• I have a weird one that haunted expat circles in China in the '00s and deep into the '10s. It has to do with Santa Claus candles.

    No, really.

    The story went like this: a group of people were in a “western-oriented” restaurant in which each table had these Santa Claus shaped candles. They were there for their weekly get-together but this time they stayed a very long time and the candle burned down to the end. And what did they see at the bottom of the candle? A little metal box with a grill. A microphone! Someone had planted a microphone at their table to spy on them and they caught them in the act!

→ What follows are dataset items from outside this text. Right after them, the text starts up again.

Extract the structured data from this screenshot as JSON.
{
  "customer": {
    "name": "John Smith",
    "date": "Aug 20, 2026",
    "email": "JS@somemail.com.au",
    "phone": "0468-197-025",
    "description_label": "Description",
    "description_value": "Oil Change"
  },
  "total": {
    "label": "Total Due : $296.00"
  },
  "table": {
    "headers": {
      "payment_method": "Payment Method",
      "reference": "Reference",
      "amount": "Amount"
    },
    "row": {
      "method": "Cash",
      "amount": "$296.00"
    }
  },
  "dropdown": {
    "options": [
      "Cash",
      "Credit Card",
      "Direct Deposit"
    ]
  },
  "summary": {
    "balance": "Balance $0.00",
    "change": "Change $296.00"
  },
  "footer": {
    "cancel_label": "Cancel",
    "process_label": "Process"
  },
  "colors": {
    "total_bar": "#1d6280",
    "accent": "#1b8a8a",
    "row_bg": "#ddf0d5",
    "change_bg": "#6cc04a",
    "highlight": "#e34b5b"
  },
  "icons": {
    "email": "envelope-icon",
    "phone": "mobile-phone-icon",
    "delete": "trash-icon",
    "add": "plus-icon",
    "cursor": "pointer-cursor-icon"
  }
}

    Now the thing is, the first time I heard this story I heard it as a first-person story. “We” were in a restaurant and “I” saw the electronic module at the bottom of the Santa Claus candle. I was very new to China at the time so I still had my paranoid schizophrenic glasses on and I believed it.

    Then, two years later, while I was travelling in a city in another province, I got together with some local expats. Who told the same story to me. Every detail was the same. It was a Santa Claus candle. They’d stayed later than usual. The candle burned down to the point you could see a little metal box with a grill. I did some checking, and there was definitely no link between the people I was talking to and the people who’d first told me the story.

    Fast forward another two or three years … and I get the story again. And again in the same year, different place. And again the next year.

    Each time it was a story told in the first person with identical details, told in the same way, with little to no variance. And at no point could I ascertain any link between these people, so this had to have been a story that had been circulating widely for a very long time. Yet each time I encountered it, the story was identical and told as a first-person story, stretching credulity for a large number of reasons.